The European Court of Justice (ECJ) has ruled that Uber is a transport company, and not a digital service. The decision, which could have implications for the gig economy, opens the ride-hailing app up to tougher national regulation across Europe.
The EU’s highest court decided that Uber operates in the EU like a traditional taxi firm and officially recognises it as such, rather that being a technology company, as Uber had argued it was.
The ECJ ruling says that a service whose purpose was “to connect, by means of a smartphone application and for remuneration, non-professional drivers using their own vehicle with persons who wish to make urban journeys” must be classified as “a service in the field of transport” in EU law.
The decision in Luxembourg – which is final – comes after a challenge brought by taxi drivers in Barcelona. The decision will apply across the whole of the EU, including the UK. It means that Uber will have to start treating drivers more like taxi chauffeurs/cab drivers, rather than self-employed workers with no link to the company apart from a smartphone app.
An Uber spokesperson said: “This ruling will not change things in most EU countries where we already operate under transportation law.
“However, millions of Europeans are still prevented from using apps like ours. As our new CEO has said, it is appropriate to regulate services such as Uber and so we will continue the dialogue with cities across Europe. This is the approach we’ll take to ensure everyone can get a reliable ride at the tap of a button.”
The decision is unsurprising, according to Rachel Farr, Senior Employment Lawyer at international law firm Taylor Wessing, as it follows not only the Advocate General’s opinion earlier this year (in this case and another, involving Uber France), but also the reasoning in Uber’s UK worker status case.

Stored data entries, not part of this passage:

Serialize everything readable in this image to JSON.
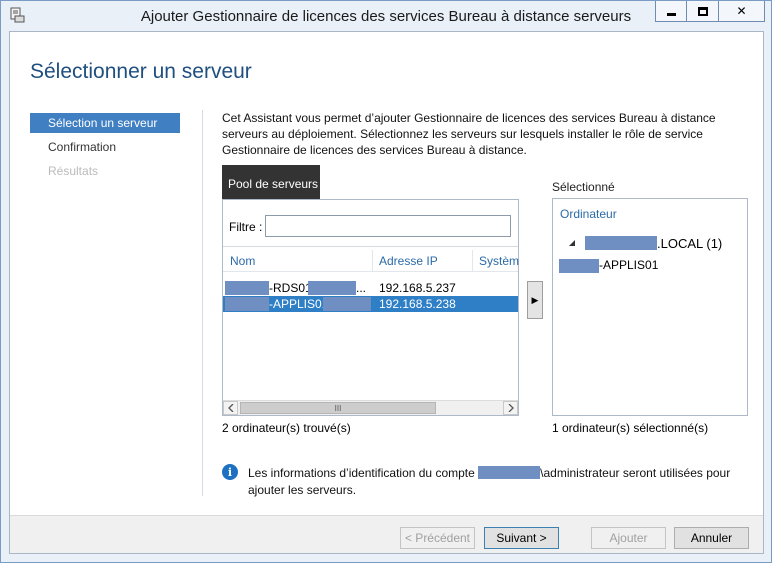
{
  "window": {
    "title": "Ajouter Gestionnaire de licences des services Bureau à distance serveurs",
    "minimize_icon": "minimize-icon",
    "maximize_icon": "maximize-icon",
    "close_label": "✕"
  },
  "page": {
    "title": "Sélectionner un serveur",
    "intro": "Cet Assistant vous permet d’ajouter Gestionnaire de licences des services Bureau à distance serveurs au déploiement. Sélectionnez les serveurs sur lesquels installer le rôle de service Gestionnaire de licences des services Bureau à distance."
  },
  "nav": {
    "items": [
      {
        "label": "Sélection un serveur",
        "state": "active"
      },
      {
        "label": "Confirmation",
        "state": "normal"
      },
      {
        "label": "Résultats",
        "state": "disabled"
      }
    ]
  },
  "pool": {
    "tab_label": "Pool de serveurs",
    "filter_label": "Filtre :",
    "filter_value": "",
    "columns": {
      "name": "Nom",
      "ip": "Adresse IP",
      "os": "Systèm"
    },
    "rows": [
      {
        "name": "-RDS01",
        "name_suffix": "...",
        "ip": "192.168.5.237",
        "selected": false
      },
      {
        "name": "-APPLIS01.",
        "name_suffix": "",
        "ip": "192.168.5.238",
        "selected": true
      }
    ],
    "scroll_thumb": "III",
    "found_text": "2 ordinateur(s) trouvé(s)"
  },
  "move_button": "▶",
  "selected": {
    "label": "Sélectionné",
    "header": "Ordinateur",
    "domain_node": ".LOCAL (1)",
    "server_node": "-APPLIS01",
    "count_text": "1 ordinateur(s) sélectionné(s)"
  },
  "info": {
    "text_before": "Les informations d’identification du compte",
    "text_after": "\\administrateur seront utilisées pour ajouter les serveurs."
  },
  "footer": {
    "previous": "< Précédent",
    "next": "Suivant >",
    "add": "Ajouter",
    "cancel": "Annuler"
  },
  "colors": {
    "accent": "#3f7fc2",
    "title": "#1f4f7f",
    "redaction": "#6f8fc2"
  }
}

Farr points out that the court has said that the most important part of Uber’s business is the supply of transport – connecting passengers to drivers by their smartphones is secondary. Without transport services, the business wouldn’t exist.
“The decision will not directly affect Uber’s UK Court of Appeal case appealing the finding that drivers are workers. That decision is not dependent on what the business does but whether the tests (such as control of drivers, and the obligations of both Uber and drivers to the other) are met,” says Farr.
To date, Uber has argued both that it is a technology company putting consumers in touch with one another, and a traditional minicab business operating as an agency, but both have been rejected by the tribunals.
“However, practically, it is bound to make the forthcoming appeal harder for Uber by removing one possible argument it may choose to run,” says Farr.